NexCen Brands, Inc. (NASDAQ: NEXC – News) today announced that it completed the sale of its Bill Blass licensing business to Peacock International Holdings, LLC on December 24, 2008 pursuant to an asset purchase agreement executed on the same day.
Under the terms of the asset purchase agreement, Peacock International purchased substantially all of the assets related to the Bill Blass licensing business for approximately $10.0 million in cash. NexCen will use the proceeds from the sale, net of certain transaction costs, to pay down the debt associated with the Bill Blass business. Rothschild Inc. acted as the financial advisor to NexCen.

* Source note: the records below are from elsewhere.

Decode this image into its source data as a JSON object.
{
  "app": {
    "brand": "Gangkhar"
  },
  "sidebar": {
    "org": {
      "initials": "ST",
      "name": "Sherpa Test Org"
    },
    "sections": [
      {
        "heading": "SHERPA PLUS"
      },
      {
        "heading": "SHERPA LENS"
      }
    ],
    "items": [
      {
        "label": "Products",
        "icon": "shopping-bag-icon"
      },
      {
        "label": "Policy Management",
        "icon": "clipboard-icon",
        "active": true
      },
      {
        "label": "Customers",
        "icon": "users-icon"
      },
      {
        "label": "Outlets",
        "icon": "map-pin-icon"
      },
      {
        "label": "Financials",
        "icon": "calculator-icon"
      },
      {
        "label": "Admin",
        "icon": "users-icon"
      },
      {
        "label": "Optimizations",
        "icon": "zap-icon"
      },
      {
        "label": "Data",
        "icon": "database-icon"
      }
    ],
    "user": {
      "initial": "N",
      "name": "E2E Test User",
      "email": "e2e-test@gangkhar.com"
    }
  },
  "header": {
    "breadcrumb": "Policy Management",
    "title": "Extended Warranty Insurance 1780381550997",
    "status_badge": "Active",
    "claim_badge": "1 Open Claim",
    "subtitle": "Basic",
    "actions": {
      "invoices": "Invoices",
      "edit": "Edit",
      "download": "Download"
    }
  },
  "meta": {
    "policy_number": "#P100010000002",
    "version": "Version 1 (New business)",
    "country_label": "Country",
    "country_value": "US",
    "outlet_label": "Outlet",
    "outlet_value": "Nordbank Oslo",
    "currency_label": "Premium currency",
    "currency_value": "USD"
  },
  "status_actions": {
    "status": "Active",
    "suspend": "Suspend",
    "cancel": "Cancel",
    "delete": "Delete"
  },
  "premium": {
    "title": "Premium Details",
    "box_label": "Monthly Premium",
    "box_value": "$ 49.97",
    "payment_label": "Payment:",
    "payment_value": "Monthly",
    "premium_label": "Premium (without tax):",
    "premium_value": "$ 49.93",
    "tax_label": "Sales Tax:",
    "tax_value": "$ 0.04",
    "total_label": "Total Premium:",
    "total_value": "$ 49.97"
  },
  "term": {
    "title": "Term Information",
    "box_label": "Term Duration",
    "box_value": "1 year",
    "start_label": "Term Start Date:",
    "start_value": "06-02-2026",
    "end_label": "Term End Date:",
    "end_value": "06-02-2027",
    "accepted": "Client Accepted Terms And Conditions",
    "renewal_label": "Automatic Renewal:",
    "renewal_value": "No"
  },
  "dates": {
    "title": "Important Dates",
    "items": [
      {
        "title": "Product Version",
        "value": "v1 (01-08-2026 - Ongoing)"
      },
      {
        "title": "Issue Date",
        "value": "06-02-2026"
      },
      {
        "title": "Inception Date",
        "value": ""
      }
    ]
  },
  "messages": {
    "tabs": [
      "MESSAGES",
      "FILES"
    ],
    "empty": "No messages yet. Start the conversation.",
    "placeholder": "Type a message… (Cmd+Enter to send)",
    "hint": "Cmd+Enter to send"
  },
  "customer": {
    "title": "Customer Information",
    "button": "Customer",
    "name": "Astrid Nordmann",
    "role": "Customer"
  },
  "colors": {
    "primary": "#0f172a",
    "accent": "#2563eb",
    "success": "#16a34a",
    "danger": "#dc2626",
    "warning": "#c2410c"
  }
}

In conjunction with the sale of its Bill Blass licensing business, NexCen entered into an amendment of its existing credit facility with BTMU Capital Corporation (“BTMUCC”). Under the terms of the credit facility, the approximate remaining balance of $14.2 million on the note that was related to the Bill Blass licensing business was converted into a deficiency note that bears interest at 15% a year. The amendment (i) extends the maturity date of the deficiency note from January 1, 2010 until July 31, 2013; (ii) defers the scheduled principal payment obligations on the deficiency note until its maturity date; (iii) permits payment-in-kind of interest to defer interest payments during the term of the note; and (iv) provides that BTMUCC will not be entitled to receive warrants to purchase 2.8 million shares of the Company’s common stock at an exercise price of $0.01 per share even if the deficiency note remains outstanding after March 31, 2009.
Kenneth J. Hall, Chief Executive Officer of NexCen Brands, stated, “The completion of the sale of Bill Blass is an important final step in the execution of our strategy to divest certain non-core assets and focus exclusively on our franchising business. We are gratified by the ongoing support of our lender as we continue to execute on our revised business strategy. As we look forward to 2009, we now are fully focused on our seven franchised brands in the retail and quick-service restaurant sectors.”